The incumbent president has promised five years without economic reforms and reiterated a promise of a constitutional reform
The incumbent president, in his address to parliament and the people, reiterated his commitment to conservatism in the economy and politics. Simultaneously, he reopened the issue of a possible constitutional reform without going into details. Security forces continued to break down the crowdfunding infrastructure for civic initiatives associated with former Belgazprombank management.
Lukashenka has criticized market reforms and promised to retain the focus on modernizing public enterprises through state investment programmes and subsidies. Apparently, he was inspired by a milder recession compared to other states and the belief that his response to address the coronavirus outbreak had justified.
The incumbent president has once again reopened the issue of possible constitutional reforms in the next five years. This message was addressed to the nomenclature, who want to have a vision of their future and guarantees after Lukashenka’s departure. Hence, the president spoke about party institution building and the redistribution of powers among government bodies.
Security forces continued to target successful crowdfunding platforms, such as MolaMola and Ulej.by. The director of the Hive Project LLC (owner of MolaMola and Ulej.by), Alina Lisakovich, was detained by State Control Committee’s Financial Investigation department officers and released after an interrogation by the KGB.

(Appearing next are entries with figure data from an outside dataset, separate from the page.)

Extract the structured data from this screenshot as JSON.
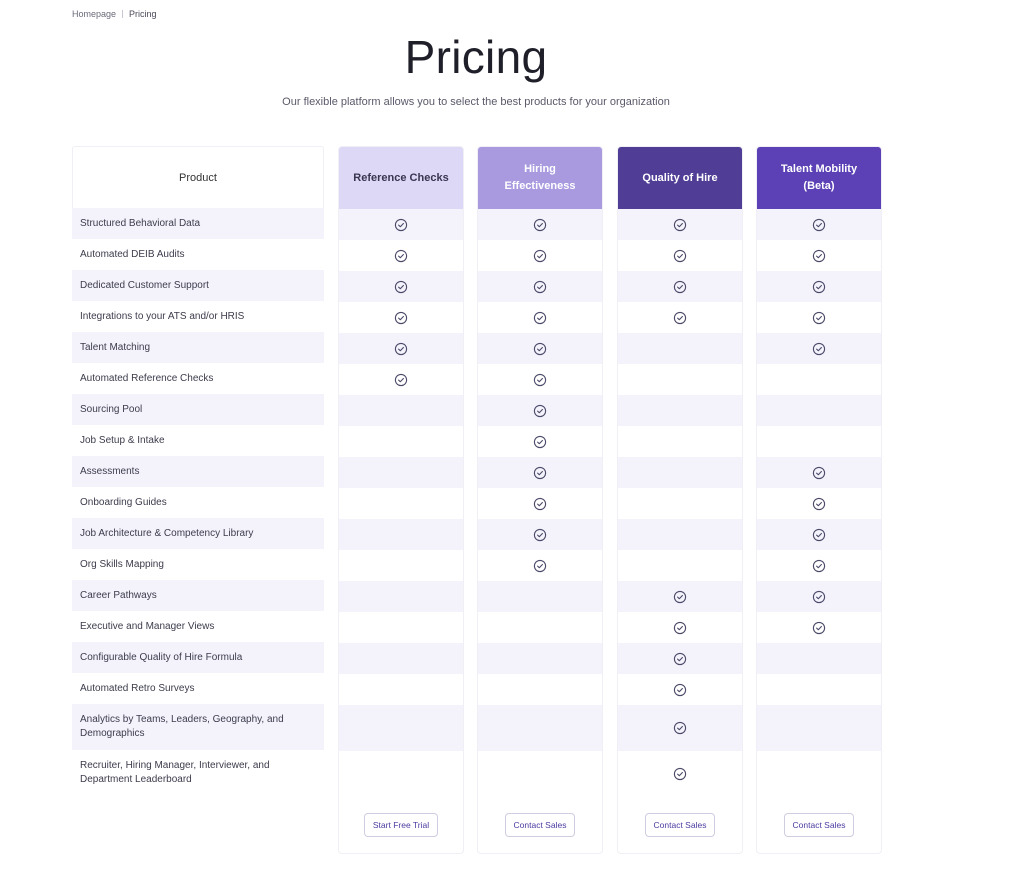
{
  "breadcrumb": {
    "home": "Homepage",
    "current": "Pricing"
  },
  "title": "Pricing",
  "subtitle": "Our flexible platform allows you to select the best products for your organization",
  "product_header": "Product",
  "colors": {
    "reference_checks_bg": "#ddd8f6",
    "reference_checks_text": "#3a3550",
    "hiring_effectiveness_bg": "#a99ae0",
    "quality_of_hire_bg": "#4f3d96",
    "talent_mobility_bg": "#5b41b5",
    "row_shade": "#f4f3fc",
    "check_icon": "#4a4968",
    "button_text": "#4b3ba0"
  },
  "plans": [
    {
      "name": "Reference Checks",
      "cta": "Start Free Trial"
    },
    {
      "name": "Hiring Effectiveness",
      "cta": "Contact Sales"
    },
    {
      "name": "Quality of Hire",
      "cta": "Contact Sales"
    },
    {
      "name": "Talent Mobility (Beta)",
      "cta": "Contact Sales"
    }
  ],
  "features": [
    {
      "label": "Structured Behavioral Data",
      "checks": [
        true,
        true,
        true,
        true
      ]
    },
    {
      "label": "Automated DEIB Audits",
      "checks": [
        true,
        true,
        true,
        true
      ]
    },
    {
      "label": "Dedicated Customer Support",
      "checks": [
        true,
        true,
        true,
        true
      ]
    },
    {
      "label": "Integrations to your ATS and/or HRIS",
      "checks": [
        true,
        true,
        true,
        true
      ]
    },
    {
      "label": "Talent Matching",
      "checks": [
        true,
        true,
        false,
        true
      ]
    },
    {
      "label": "Automated Reference Checks",
      "checks": [
        true,
        true,
        false,
        false
      ]
    },
    {
      "label": "Sourcing Pool",
      "checks": [
        false,
        true,
        false,
        false
      ]
    },
    {
      "label": "Job Setup & Intake",
      "checks": [
        false,
        true,
        false,
        false
      ]
    },
    {
      "label": "Assessments",
      "checks": [
        false,
        true,
        false,
        true
      ]
    },
    {
      "label": "Onboarding Guides",
      "checks": [
        false,
        true,
        false,
        true
      ]
    },
    {
      "label": "Job Architecture & Competency Library",
      "checks": [
        false,
        true,
        false,
        true
      ]
    },
    {
      "label": "Org Skills Mapping",
      "checks": [
        false,
        true,
        false,
        true
      ]
    },
    {
      "label": "Career Pathways",
      "checks": [
        false,
        false,
        true,
        true
      ]
    },
    {
      "label": "Executive and Manager Views",
      "checks": [
        false,
        false,
        true,
        true
      ]
    },
    {
      "label": "Configurable Quality of Hire Formula",
      "checks": [
        false,
        false,
        true,
        false
      ]
    },
    {
      "label": "Automated Retro Surveys",
      "checks": [
        false,
        false,
        true,
        false
      ]
    },
    {
      "label": "Analytics by Teams, Leaders, Geography, and Demographics",
      "checks": [
        false,
        false,
        true,
        false
      ]
    },
    {
      "label": "Recruiter, Hiring Manager, Interviewer, and Department Leaderboard",
      "checks": [
        false,
        false,
        true,
        false
      ]
    }
  ]
}
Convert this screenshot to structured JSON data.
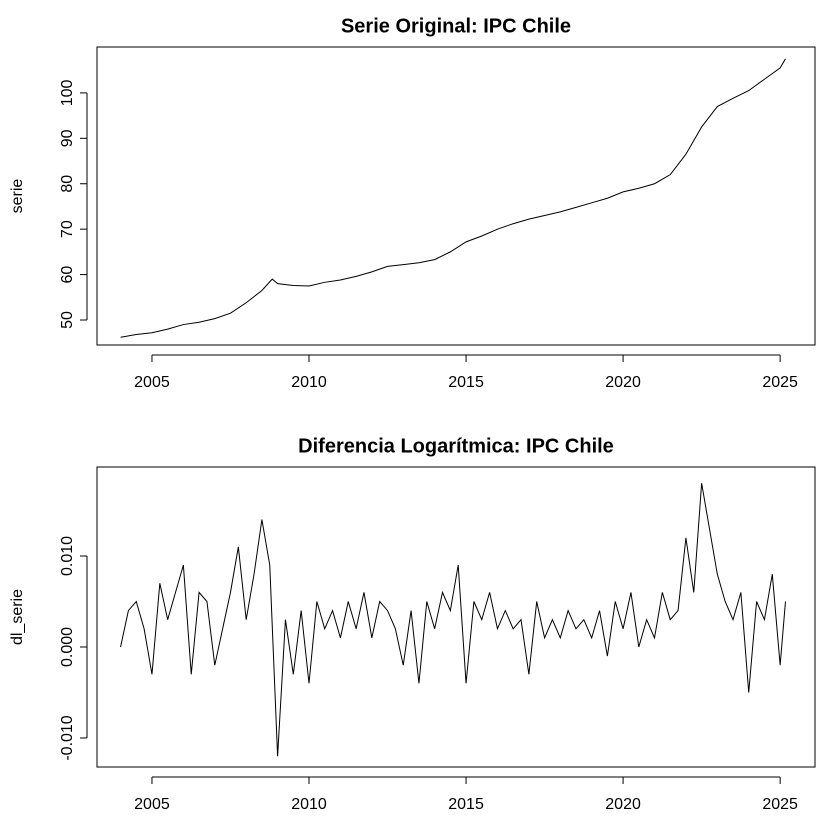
{
  "chart_data": [
    {
      "type": "line",
      "title": "Serie Original: IPC Chile",
      "ylabel": "serie",
      "color": "#000000",
      "x": [
        2004,
        2004.5,
        2005,
        2005.5,
        2006,
        2006.5,
        2007,
        2007.5,
        2008,
        2008.5,
        2008.83,
        2009,
        2009.5,
        2010,
        2010.5,
        2011,
        2011.5,
        2012,
        2012.5,
        2013,
        2013.5,
        2014,
        2014.5,
        2015,
        2015.5,
        2016,
        2016.5,
        2017,
        2017.5,
        2018,
        2018.5,
        2019,
        2019.5,
        2020,
        2020.5,
        2021,
        2021.5,
        2022,
        2022.5,
        2023,
        2023.5,
        2024,
        2024.5,
        2025,
        2025.17
      ],
      "values": [
        46.2,
        46.8,
        47.2,
        48.0,
        49.0,
        49.5,
        50.3,
        51.5,
        53.8,
        56.5,
        59.0,
        58.0,
        57.6,
        57.5,
        58.3,
        58.8,
        59.6,
        60.6,
        61.8,
        62.2,
        62.6,
        63.3,
        65.0,
        67.2,
        68.5,
        70.0,
        71.2,
        72.2,
        73.0,
        73.8,
        74.8,
        75.8,
        76.8,
        78.2,
        79.0,
        80.0,
        82.0,
        86.5,
        92.5,
        97.0,
        98.8,
        100.5,
        103.0,
        105.5,
        107.5
      ],
      "xlim": [
        2003.25,
        2026.11
      ],
      "ylim": [
        44.5,
        110.1
      ],
      "xticks": [
        2005,
        2010,
        2015,
        2020,
        2025
      ],
      "yticks": [
        50,
        60,
        70,
        80,
        90,
        100
      ]
    },
    {
      "type": "line",
      "title": "Diferencia Logarítmica: IPC Chile",
      "ylabel": "dl_serie",
      "color": "#000000",
      "x": [
        2004,
        2004.25,
        2004.5,
        2004.75,
        2005,
        2005.25,
        2005.5,
        2005.75,
        2006,
        2006.25,
        2006.5,
        2006.75,
        2007,
        2007.25,
        2007.5,
        2007.75,
        2008,
        2008.25,
        2008.5,
        2008.75,
        2009,
        2009.25,
        2009.5,
        2009.75,
        2010,
        2010.25,
        2010.5,
        2010.75,
        2011,
        2011.25,
        2011.5,
        2011.75,
        2012,
        2012.25,
        2012.5,
        2012.75,
        2013,
        2013.25,
        2013.5,
        2013.75,
        2014,
        2014.25,
        2014.5,
        2014.75,
        2015,
        2015.25,
        2015.5,
        2015.75,
        2016,
        2016.25,
        2016.5,
        2016.75,
        2017,
        2017.25,
        2017.5,
        2017.75,
        2018,
        2018.25,
        2018.5,
        2018.75,
        2019,
        2019.25,
        2019.5,
        2019.75,
        2020,
        2020.25,
        2020.5,
        2020.75,
        2021,
        2021.25,
        2021.5,
        2021.75,
        2022,
        2022.25,
        2022.5,
        2022.75,
        2023,
        2023.25,
        2023.5,
        2023.75,
        2024,
        2024.25,
        2024.5,
        2024.75,
        2025,
        2025.17
      ],
      "values": [
        0.0,
        0.004,
        0.005,
        0.002,
        -0.003,
        0.007,
        0.003,
        0.006,
        0.009,
        -0.003,
        0.006,
        0.005,
        -0.002,
        0.002,
        0.006,
        0.011,
        0.003,
        0.008,
        0.014,
        0.009,
        -0.012,
        0.003,
        -0.003,
        0.004,
        -0.004,
        0.005,
        0.002,
        0.004,
        0.001,
        0.005,
        0.002,
        0.006,
        0.001,
        0.005,
        0.004,
        0.002,
        -0.002,
        0.004,
        -0.004,
        0.005,
        0.002,
        0.006,
        0.004,
        0.009,
        -0.004,
        0.005,
        0.003,
        0.006,
        0.002,
        0.004,
        0.002,
        0.003,
        -0.003,
        0.005,
        0.001,
        0.003,
        0.001,
        0.004,
        0.002,
        0.003,
        0.001,
        0.004,
        -0.001,
        0.005,
        0.002,
        0.006,
        0.0,
        0.003,
        0.001,
        0.006,
        0.003,
        0.004,
        0.012,
        0.006,
        0.018,
        0.013,
        0.008,
        0.005,
        0.003,
        0.006,
        -0.005,
        0.005,
        0.003,
        0.008,
        -0.002,
        0.005
      ],
      "xlim": [
        2003.25,
        2026.11
      ],
      "ylim": [
        -0.01319,
        0.01978
      ],
      "xticks": [
        2005,
        2010,
        2015,
        2020,
        2025
      ],
      "yticks": [
        {
          "value": -0.01,
          "label": "-0.010"
        },
        {
          "value": 0,
          "label": "0.000"
        },
        {
          "value": 0.01,
          "label": "0.010"
        }
      ]
    }
  ]
}
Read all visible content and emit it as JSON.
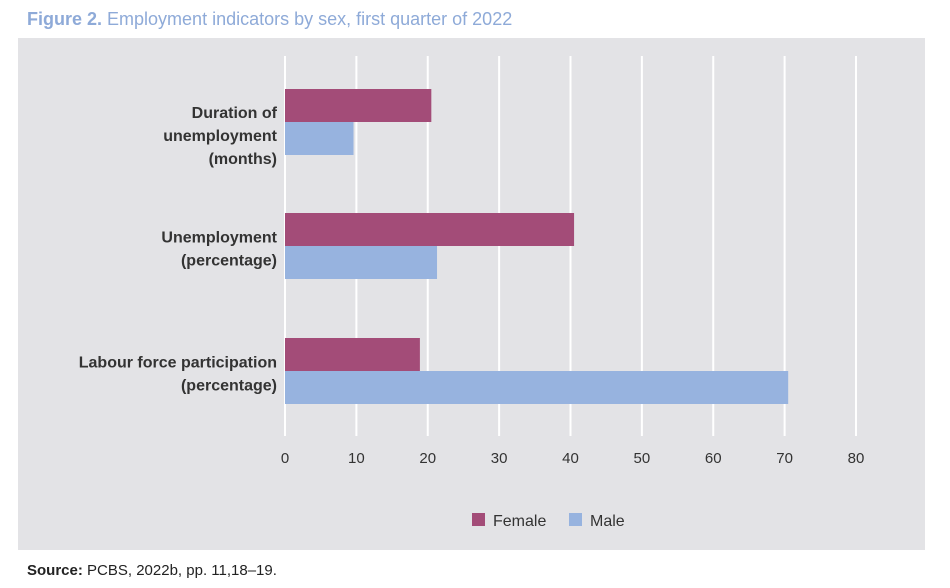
{
  "figure": {
    "number": "Figure 2.",
    "title": "Employment indicators by sex, first quarter of 2022"
  },
  "source": {
    "label": "Source:",
    "text": "PCBS, 2022b, pp. 11,18–19."
  },
  "colors": {
    "female": "#a34c78",
    "male": "#97b3df",
    "grid": "#ffffff",
    "panel": "#e3e3e6",
    "title_accent": "#8eaad8"
  },
  "chart_data": {
    "type": "bar",
    "orientation": "horizontal",
    "title": "Employment indicators by sex, first quarter of 2022",
    "categories": [
      [
        "Duration of",
        "unemployment",
        "(months)"
      ],
      [
        "Unemployment",
        "(percentage)"
      ],
      [
        "Labour force participation",
        "(percentage)"
      ]
    ],
    "series": [
      {
        "name": "Female",
        "values": [
          20.5,
          40.5,
          18.9
        ]
      },
      {
        "name": "Male",
        "values": [
          9.6,
          21.3,
          70.5
        ]
      }
    ],
    "xlim": [
      0,
      80
    ],
    "xticks": [
      0,
      10,
      20,
      30,
      40,
      50,
      60,
      70,
      80
    ],
    "grid": true,
    "legend": "bottom-center",
    "xlabel": "",
    "ylabel": ""
  }
}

Authorities aim to launch the Belarusian Nuclear Power Plant soon and have already started loading nuclear fuel into the reactor of the first power unit. The Belarusian society remains divided over the launch of the NPP, but this issue has fallen by the wayside amid the highly politicized election campaign.
Overall, the country's top leadership shows no signs of willingness to start a dialogue with society, and would consider economic reforms only in response to significantly languished public funds.